Día 3, 9:20 PM.
Universidad de Berkeley,
San Francisco, California.
Lo único que separaba a Jonathan Huxley de la muerte era su astucia. Pensó que todavía tenía unos treinta segundos para escapar. Encima de la mesa tenía una solución bastante inflamable, si lograba explosionarla, tal vez tendría una posibilidad de huir.
Los dos hombres se aproximaron hasta la mesa. Jonathan retrocedió, pero antes lanzó varios de los productos químicos sobre la madera. Una llama azul se extendió por la mesa y los dos hombres retrocedieron. Jonathan aprovechó para acercarse a la ventana y abrirla. Se lanzó al jardín, que estaba a poco más de dos metros del primer piso y cayó sobre el césped húmedo de la madrugada.
Los hombres gritaron algo desde la ventana y dispararon sus pistolas. Jonathan escuchó el leve zumbido cerca de los oídos. Se puso en pie y comenzó a correr. Instintivamente metió la mano en el bolsillo para asegurarse de que no se había roto el tubo de ensayo e intentó pensar a dónde podía dirigirse. Su habitación en el campus estaba descartada y la casa de sus amigos también; sin duda sería el primer lugar donde le buscarían.
Corrió hacia la casa de su antiguo profesor de química en el instituto, nadie le buscaría allí. Después ya tendría tiempo de pensar como haría llegar su descubrimiento a la universidad y desde allí al gobierno.

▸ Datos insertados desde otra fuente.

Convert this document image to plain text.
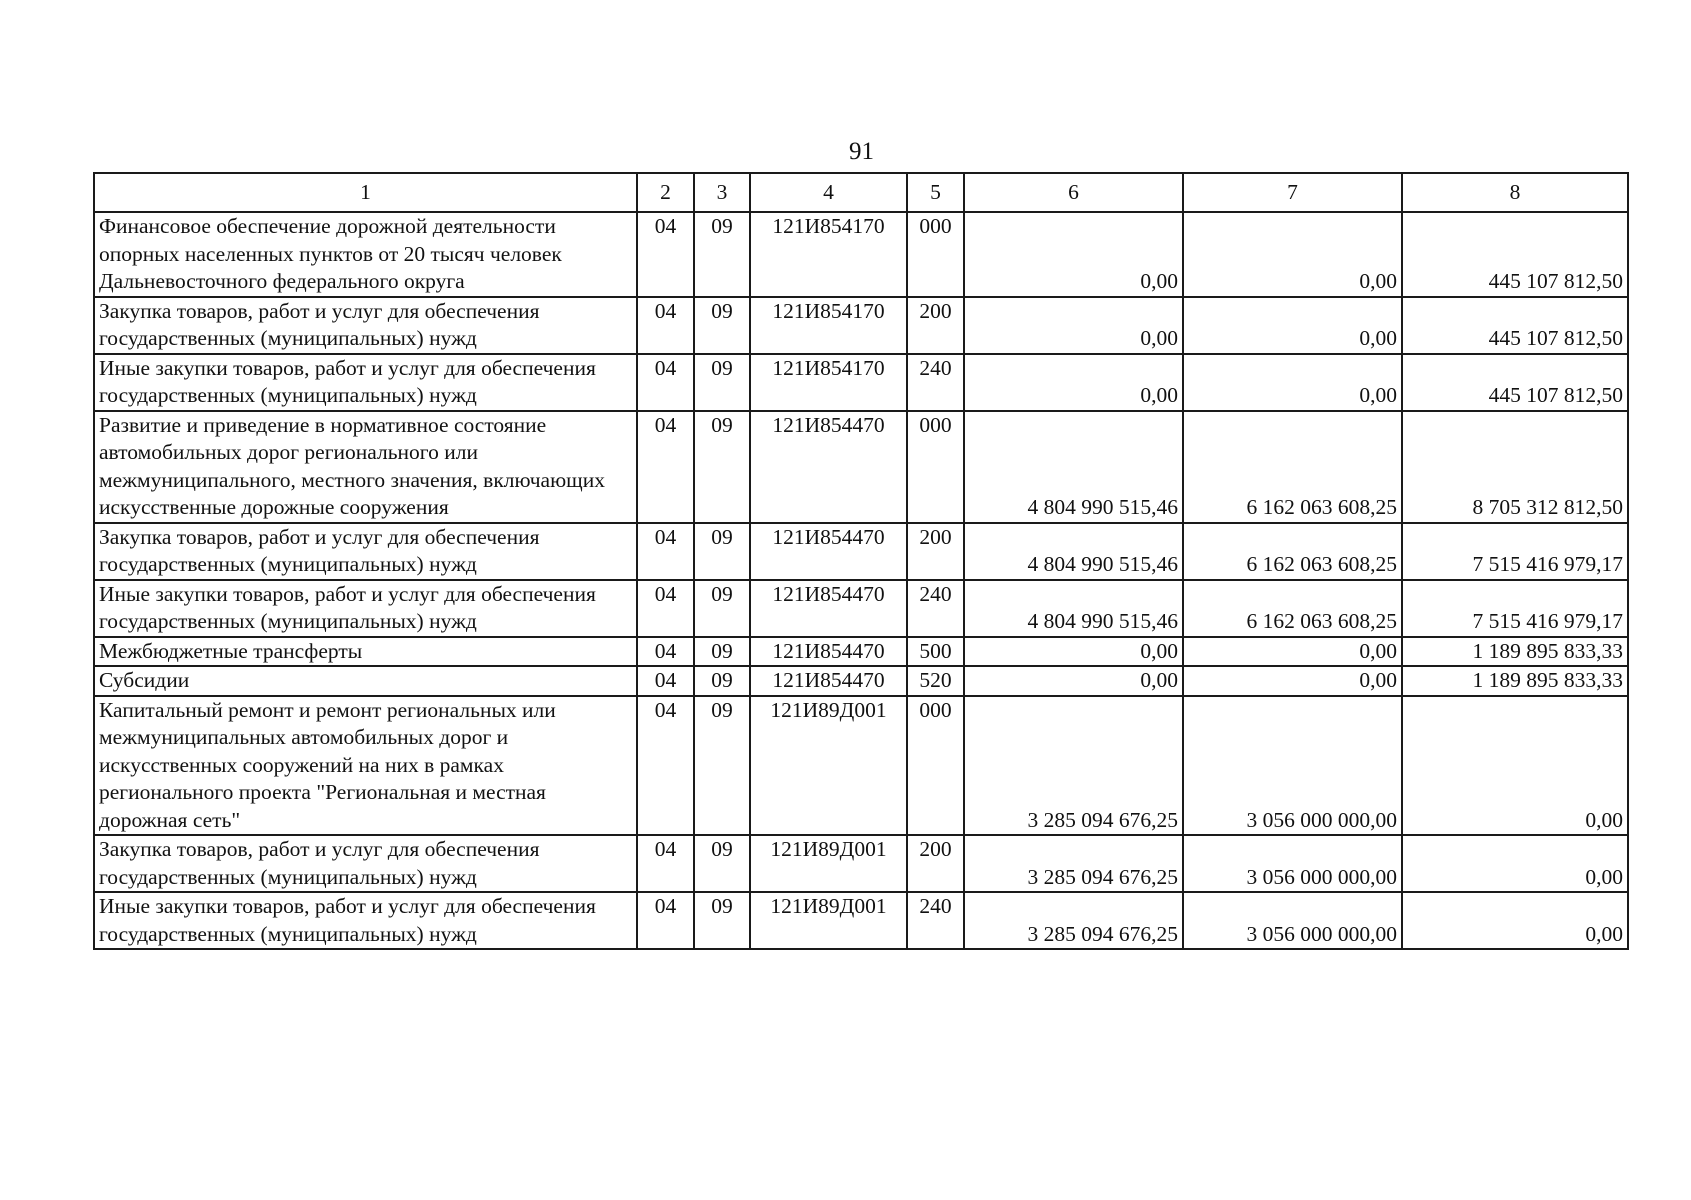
91
1	2	3	4	5	6	7	8
Финансовое обеспечение дорожной деятельности опорных населенных пунктов от 20 тысяч человек Дальневосточного федерального округа	04	09	121И854170	000	0,00	0,00	445 107 812,50
Закупка товаров, работ и услуг для обеспечения государственных (муниципальных) нужд	04	09	121И854170	200	0,00	0,00	445 107 812,50
Иные закупки товаров, работ и услуг для обеспечения государственных (муниципальных) нужд	04	09	121И854170	240	0,00	0,00	445 107 812,50
Развитие и приведение в нормативное состояние автомобильных дорог регионального или межмуниципального, местного значения, включающих искусственные дорожные сооружения	04	09	121И854470	000	4 804 990 515,46	6 162 063 608,25	8 705 312 812,50
Закупка товаров, работ и услуг для обеспечения государственных (муниципальных) нужд	04	09	121И854470	200	4 804 990 515,46	6 162 063 608,25	7 515 416 979,17
Иные закупки товаров, работ и услуг для обеспечения государственных (муниципальных) нужд	04	09	121И854470	240	4 804 990 515,46	6 162 063 608,25	7 515 416 979,17
Межбюджетные трансферты	04	09	121И854470	500	0,00	0,00	1 189 895 833,33
Субсидии	04	09	121И854470	520	0,00	0,00	1 189 895 833,33
Капитальный ремонт и ремонт региональных или межмуниципальных автомобильных дорог и искусственных сооружений на них в рамках регионального проекта "Региональная и местная дорожная сеть"	04	09	121И89Д001	000	3 285 094 676,25	3 056 000 000,00	0,00
Закупка товаров, работ и услуг для обеспечения государственных (муниципальных) нужд	04	09	121И89Д001	200	3 285 094 676,25	3 056 000 000,00	0,00
Иные закупки товаров, работ и услуг для обеспечения государственных (муниципальных) нужд	04	09	121И89Д001	240	3 285 094 676,25	3 056 000 000,00	0,00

Se quitó la bata blanca y se aproximó a la casa. Todo estaba a oscuras. Llamó a la puerta y casi cinco minutos más tarde apareció su profesor en batín.
—Pero quién diablos llama a estas horas. Cuando el viejo profesor observó la cara sudorosa y asustada de su antiguo alumno, le hizo pasar y cerró rápidamente la puerta. Algo debía ir muy mal para que se presentara a esas horas sin avisar, pensó el anciano mientras miraba a ambos lados del jardín y cerraba la puerta de la casa.